Germinal centres These are the major site of long-term antigen storage (primarily as complexes with antibody and complement, see Fig. 20) and of B-cell proliferation (clonal expansion). They are also the site for somatic hypermutation, a process that introduces small random mutations into the DNA sequence coding for the antibody binding site (see Fig. 13).

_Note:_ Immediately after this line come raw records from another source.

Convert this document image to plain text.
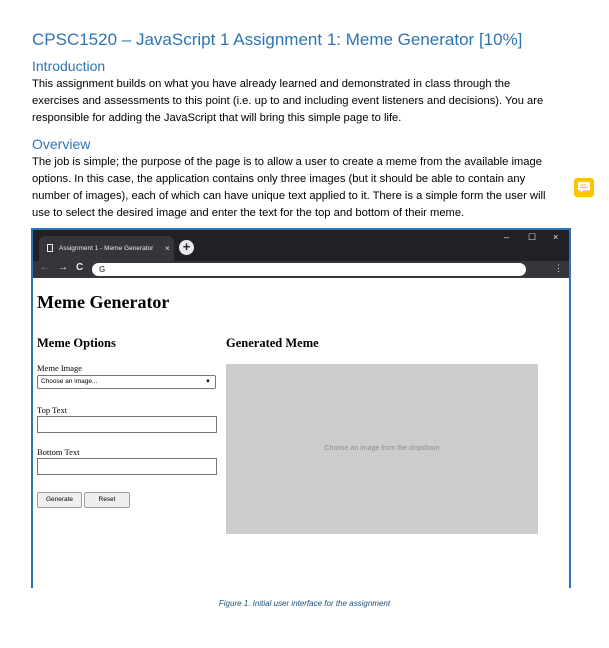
CPSC1520 – JavaScript 1 Assignment 1: Meme Generator [10%]
Introduction

This assignment builds on what you have already learned and demonstrated in class through the
exercises and assessments to this point (i.e. up to and including event listeners and decisions). You are
responsible for adding the JavaScript that will bring this simple page to life.

Overview

The job is simple; the purpose of the page is to allow a user to create a meme from the available image
options. In this case, the application contains only three images (but it should be able to contain any
number of images), each of which can have unique text applied to it. There is a simple form the user will
use to select the desired image and enter the text for the top and bottom of their meme.

Assignment 1 - Meme Generator × +
– ☐ ×
← → C G	⋮
Meme Generator
Meme Options	Generated Meme
Meme Image
Choose an image...	▼
Top Text
Bottom Text
Generate	Reset
Choose an image from the dropdown
Figure 1. Initial user interface for the assignment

While most of these mutations will decrease the specificity of the antibody for its antigen, some may increase it, and these will be selected for as the immune response continues, resulting in a general increase in antibody affinity (affinity maturation).
Feedback inhibition Antibody itself, particularly IgG, can inhibit its own formation, by binding the antigen and preventing it stimulating B cells. T cells that suppress antibody production have also been described (originally termed TS, they are now more commonly called TREG). Although these cells have still not been fully characterized (see Fig. 22), they act by regulating the TH cell rather than by directly sup- pressing the B cell itself. In practice the single most important element in regulating antibody production is probably removal of the antigen itself.
Networks It was hypothesized by Jerne, and subsequently confirmed, that antibody idiotypes (i.e. the unique portions related to specificity) can themselves act as antigens, and promote both B-cell and T-cell responses against the cells carrying them, so that the immune response progressively damps itself out. This leads to the intriguing concept of a network of anti-idiotype receptors corresponding to all the antigens an animal can respond to – a sort of ‘internal image’ of its external environment. However, the actual role of networks in regulating ordinary antibody responses is not yet clear.